The phenomenon of human sensory perception and the accompanying way that we construct our own selves form the special character of his work. Still, Höller is never looking for particular results, but rather, is interested in consciousness and the involvement of viewers in his work. Even his earliest works from the 1990s often recall scientific experiments, in which test subjects or objects were subjected to precisely planned conditions that provided them with extraordinary experiences. A visitor to Höller’s shows is always simultaneously a test subject and the person conducting the experiment.
Drehendes Hotelzimmer (Revolving hotel room, 2008) offers a special experience. It is a minimally furnished room set on three rotating sheets of glass, and visitors are invited to spend the night in the middle of the show, among mushrooms, canaries, mirrors , reindeer, mice, carousels, and all of the other kinds of “Höller” objects. The hotel guest does not simply witness the display of representative objects in an exclusive space, but rather, methodically experiences the sensitivity of changing, immediate influences on his environment. The experiment provokes people to examine their own perception and the knowledge stemming from it. Reactions such as doubt and a loss of one’s sense of direction are aroused, and the supposed “givens”—right up to euphoria and fun—are generally questioned. And even though Höller is always transforming places into a new world, or in other words, turning them upside-down, he specializes in maintaining the balance between the idea and its playful realization. Höller would not be Höller, if his installations were not surrounded by a scaffolding of theory.
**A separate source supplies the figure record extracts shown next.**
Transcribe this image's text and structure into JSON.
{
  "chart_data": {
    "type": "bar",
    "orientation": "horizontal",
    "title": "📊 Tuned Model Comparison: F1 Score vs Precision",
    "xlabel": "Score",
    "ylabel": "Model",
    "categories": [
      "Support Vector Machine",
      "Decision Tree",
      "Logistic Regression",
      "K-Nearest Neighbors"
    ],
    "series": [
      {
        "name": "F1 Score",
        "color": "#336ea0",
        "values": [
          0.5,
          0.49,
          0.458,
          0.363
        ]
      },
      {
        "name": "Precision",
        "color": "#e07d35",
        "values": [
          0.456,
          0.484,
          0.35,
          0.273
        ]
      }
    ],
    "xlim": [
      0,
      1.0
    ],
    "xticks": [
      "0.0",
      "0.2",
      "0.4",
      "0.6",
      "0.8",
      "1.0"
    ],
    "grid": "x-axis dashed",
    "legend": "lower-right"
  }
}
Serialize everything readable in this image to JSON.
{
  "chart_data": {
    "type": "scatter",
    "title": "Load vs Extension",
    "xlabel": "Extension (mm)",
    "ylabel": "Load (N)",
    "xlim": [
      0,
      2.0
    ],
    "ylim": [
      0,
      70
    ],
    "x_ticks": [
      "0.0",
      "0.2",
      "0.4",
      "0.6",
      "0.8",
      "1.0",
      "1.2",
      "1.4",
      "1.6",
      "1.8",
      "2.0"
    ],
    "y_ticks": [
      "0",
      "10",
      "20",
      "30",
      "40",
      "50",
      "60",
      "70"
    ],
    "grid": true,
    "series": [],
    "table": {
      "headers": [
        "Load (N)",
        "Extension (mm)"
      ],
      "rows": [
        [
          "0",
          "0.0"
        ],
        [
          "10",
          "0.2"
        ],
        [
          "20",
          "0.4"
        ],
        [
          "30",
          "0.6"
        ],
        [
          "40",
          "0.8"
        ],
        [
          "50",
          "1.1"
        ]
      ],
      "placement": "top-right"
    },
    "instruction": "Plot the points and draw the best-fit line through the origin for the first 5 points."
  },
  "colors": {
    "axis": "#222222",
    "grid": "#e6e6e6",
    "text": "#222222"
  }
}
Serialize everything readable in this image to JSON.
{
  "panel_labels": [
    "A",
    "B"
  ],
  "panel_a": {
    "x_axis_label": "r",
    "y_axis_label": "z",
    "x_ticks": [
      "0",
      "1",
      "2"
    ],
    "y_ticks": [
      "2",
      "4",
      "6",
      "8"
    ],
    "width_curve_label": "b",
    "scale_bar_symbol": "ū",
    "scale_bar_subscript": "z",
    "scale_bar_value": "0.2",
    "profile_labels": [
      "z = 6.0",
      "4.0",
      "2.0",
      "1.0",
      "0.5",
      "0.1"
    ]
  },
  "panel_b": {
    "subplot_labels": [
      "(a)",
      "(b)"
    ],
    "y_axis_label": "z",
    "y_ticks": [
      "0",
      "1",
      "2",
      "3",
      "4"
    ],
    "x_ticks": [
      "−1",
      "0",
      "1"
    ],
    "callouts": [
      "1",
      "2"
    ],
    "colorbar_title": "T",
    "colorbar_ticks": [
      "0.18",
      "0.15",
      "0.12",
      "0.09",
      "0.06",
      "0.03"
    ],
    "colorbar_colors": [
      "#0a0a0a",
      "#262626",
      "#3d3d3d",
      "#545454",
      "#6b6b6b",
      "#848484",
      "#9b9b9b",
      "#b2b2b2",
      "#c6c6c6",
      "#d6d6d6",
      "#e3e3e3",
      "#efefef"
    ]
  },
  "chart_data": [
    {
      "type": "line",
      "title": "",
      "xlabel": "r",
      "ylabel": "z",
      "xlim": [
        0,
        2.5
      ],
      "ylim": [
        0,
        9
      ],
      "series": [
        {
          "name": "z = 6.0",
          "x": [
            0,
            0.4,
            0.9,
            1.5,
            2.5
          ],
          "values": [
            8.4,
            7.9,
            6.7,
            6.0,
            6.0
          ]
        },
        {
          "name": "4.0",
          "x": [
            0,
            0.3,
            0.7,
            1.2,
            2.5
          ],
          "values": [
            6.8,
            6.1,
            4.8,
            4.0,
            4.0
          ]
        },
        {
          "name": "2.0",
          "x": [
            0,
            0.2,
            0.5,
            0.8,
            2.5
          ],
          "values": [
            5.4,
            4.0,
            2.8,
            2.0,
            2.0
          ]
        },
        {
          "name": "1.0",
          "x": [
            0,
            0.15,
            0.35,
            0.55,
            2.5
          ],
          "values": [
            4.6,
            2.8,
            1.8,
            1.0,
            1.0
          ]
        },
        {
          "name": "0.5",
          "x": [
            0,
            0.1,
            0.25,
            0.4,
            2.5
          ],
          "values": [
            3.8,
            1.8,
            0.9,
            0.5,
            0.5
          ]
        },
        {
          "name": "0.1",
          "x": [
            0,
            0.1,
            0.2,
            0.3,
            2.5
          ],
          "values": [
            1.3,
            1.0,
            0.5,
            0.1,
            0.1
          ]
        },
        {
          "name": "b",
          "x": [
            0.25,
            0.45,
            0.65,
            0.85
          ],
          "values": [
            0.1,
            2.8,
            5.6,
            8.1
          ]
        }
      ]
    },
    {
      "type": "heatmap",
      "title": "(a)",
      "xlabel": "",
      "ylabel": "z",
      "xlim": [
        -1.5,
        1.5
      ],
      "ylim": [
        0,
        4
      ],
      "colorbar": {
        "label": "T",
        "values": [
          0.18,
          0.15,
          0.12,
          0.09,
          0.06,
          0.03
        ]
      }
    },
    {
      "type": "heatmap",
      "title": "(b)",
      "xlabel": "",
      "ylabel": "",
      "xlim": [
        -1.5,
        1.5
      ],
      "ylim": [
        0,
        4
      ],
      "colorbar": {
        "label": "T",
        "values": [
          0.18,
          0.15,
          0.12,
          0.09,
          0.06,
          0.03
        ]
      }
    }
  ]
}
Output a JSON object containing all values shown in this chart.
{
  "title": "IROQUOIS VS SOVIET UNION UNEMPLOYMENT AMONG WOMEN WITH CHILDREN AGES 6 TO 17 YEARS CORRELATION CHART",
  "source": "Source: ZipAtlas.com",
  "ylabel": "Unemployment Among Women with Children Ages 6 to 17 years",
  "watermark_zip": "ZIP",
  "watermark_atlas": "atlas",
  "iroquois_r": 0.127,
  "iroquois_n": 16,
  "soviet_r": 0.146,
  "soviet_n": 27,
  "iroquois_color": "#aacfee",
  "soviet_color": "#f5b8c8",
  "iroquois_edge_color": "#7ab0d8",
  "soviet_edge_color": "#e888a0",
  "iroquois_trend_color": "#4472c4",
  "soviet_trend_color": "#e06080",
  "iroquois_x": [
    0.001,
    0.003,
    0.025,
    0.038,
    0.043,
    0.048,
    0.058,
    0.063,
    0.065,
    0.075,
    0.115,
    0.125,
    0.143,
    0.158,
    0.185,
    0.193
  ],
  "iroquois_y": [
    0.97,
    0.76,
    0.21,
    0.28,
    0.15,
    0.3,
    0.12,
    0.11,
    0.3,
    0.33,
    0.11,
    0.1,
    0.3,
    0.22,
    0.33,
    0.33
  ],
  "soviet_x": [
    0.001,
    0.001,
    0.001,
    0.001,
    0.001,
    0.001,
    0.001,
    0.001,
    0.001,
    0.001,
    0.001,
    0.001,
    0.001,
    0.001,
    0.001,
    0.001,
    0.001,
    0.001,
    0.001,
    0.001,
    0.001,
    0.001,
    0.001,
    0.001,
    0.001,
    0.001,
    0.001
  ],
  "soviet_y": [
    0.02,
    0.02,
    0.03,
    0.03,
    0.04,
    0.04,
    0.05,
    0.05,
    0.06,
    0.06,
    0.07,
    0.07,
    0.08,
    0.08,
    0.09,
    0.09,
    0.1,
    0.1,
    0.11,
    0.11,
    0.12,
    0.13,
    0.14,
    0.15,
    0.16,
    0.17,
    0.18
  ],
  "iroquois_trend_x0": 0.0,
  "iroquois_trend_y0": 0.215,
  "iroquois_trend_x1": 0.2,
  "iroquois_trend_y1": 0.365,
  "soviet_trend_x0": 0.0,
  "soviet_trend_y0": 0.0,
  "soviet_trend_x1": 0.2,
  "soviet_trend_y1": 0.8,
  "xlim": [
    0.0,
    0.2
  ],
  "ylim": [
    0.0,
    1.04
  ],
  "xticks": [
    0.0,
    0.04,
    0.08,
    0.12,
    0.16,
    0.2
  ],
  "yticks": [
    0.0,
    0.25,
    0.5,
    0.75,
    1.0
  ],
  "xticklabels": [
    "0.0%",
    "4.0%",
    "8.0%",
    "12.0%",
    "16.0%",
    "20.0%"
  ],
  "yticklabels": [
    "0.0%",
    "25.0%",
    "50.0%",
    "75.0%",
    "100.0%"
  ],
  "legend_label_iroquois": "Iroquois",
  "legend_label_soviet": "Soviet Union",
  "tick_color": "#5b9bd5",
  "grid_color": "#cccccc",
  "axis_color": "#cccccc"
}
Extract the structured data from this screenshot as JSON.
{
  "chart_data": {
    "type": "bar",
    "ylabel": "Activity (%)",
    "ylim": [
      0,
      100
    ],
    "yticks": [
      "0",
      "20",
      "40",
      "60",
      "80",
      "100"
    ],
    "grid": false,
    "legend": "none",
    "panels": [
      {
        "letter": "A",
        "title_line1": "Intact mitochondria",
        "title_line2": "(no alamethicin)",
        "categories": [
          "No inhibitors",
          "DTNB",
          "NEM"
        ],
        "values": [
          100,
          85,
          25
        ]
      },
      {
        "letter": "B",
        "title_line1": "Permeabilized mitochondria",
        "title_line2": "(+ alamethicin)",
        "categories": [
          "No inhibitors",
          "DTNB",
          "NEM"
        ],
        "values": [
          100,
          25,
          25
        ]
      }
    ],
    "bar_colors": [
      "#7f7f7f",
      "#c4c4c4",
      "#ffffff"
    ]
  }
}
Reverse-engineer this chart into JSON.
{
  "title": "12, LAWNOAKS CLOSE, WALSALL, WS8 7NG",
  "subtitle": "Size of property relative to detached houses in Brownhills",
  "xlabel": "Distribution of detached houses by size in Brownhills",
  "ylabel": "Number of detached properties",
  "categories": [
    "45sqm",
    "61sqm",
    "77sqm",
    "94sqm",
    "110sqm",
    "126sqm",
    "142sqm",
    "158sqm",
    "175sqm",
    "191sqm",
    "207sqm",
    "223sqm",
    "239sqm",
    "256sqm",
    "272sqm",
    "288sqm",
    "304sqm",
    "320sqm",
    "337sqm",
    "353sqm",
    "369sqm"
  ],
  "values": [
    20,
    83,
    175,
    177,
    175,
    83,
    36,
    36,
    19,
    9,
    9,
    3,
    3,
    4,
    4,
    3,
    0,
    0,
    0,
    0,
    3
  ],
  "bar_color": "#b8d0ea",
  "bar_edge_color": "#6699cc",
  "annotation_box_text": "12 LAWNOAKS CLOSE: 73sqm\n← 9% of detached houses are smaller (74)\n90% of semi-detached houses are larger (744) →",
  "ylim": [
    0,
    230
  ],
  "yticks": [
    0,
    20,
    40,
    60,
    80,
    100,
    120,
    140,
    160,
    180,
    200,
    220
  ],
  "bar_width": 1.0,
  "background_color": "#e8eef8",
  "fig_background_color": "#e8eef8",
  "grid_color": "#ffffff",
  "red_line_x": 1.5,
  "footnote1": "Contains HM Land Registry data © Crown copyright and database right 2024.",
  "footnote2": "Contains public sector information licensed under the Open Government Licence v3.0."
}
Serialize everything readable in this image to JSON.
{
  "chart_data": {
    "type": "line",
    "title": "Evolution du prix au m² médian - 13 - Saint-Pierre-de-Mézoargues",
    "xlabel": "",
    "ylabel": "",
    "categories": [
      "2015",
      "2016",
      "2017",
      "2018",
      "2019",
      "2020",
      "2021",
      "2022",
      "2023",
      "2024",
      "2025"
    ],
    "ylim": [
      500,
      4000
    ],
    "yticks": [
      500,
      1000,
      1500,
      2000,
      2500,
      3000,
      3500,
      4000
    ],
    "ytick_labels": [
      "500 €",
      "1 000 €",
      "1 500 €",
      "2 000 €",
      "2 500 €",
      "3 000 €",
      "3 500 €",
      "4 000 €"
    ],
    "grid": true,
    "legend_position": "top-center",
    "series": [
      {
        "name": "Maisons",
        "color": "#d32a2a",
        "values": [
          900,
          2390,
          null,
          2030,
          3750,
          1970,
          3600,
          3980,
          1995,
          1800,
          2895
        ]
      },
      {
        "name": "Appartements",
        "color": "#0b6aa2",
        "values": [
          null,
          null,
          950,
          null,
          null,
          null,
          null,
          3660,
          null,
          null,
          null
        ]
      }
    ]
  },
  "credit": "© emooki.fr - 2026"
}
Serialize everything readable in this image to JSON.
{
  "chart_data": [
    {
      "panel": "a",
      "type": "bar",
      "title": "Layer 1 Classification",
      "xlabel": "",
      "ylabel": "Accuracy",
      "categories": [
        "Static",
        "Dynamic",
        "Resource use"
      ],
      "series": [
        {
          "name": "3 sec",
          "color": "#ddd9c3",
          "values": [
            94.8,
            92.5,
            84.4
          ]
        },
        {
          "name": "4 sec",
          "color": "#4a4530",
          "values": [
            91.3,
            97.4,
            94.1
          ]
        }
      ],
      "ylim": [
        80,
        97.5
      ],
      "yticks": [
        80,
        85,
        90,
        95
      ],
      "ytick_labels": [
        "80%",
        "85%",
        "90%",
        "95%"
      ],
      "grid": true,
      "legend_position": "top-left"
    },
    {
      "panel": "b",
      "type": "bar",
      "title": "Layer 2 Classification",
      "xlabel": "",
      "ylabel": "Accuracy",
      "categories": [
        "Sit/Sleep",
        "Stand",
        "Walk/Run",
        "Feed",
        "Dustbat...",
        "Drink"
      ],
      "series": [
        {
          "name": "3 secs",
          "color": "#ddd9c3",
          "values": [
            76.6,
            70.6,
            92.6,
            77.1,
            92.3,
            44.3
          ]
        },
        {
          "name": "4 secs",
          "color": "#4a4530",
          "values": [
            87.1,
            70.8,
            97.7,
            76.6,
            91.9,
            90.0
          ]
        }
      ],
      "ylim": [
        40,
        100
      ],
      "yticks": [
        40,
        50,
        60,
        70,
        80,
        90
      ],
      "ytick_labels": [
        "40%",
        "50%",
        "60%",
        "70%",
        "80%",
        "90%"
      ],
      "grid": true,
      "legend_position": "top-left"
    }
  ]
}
The artist has been well-known in Germany since his participation in the documenta X, at the latest, where he and Rosemarie Trockel built the Haus für Schweine und Menschen (House for pigs and people). In recent years Höller has frequently experimented with mushrooms, going so far as to consume a fly agaric in order to study its hallucinogenic effects. However, in his work Höller is pursuing an ancient Vedic myth—more of a cultural science study than something esoteric. He is looking for “soma,” a healing drink that promised knowledge and access to the divine sphere, used in rituals during the second century BCE, but whose contents have never actually been entirely accurately ascertained. Using these facts, Höller developed wonderful, huge tableaux vivants, as well as laboratories that deal with art and science, laboratory and vision, supposed objectivity and intensified subjectivity. And set on a mushroom-shaped platform rising up in the midst of the construct is—a hotel room.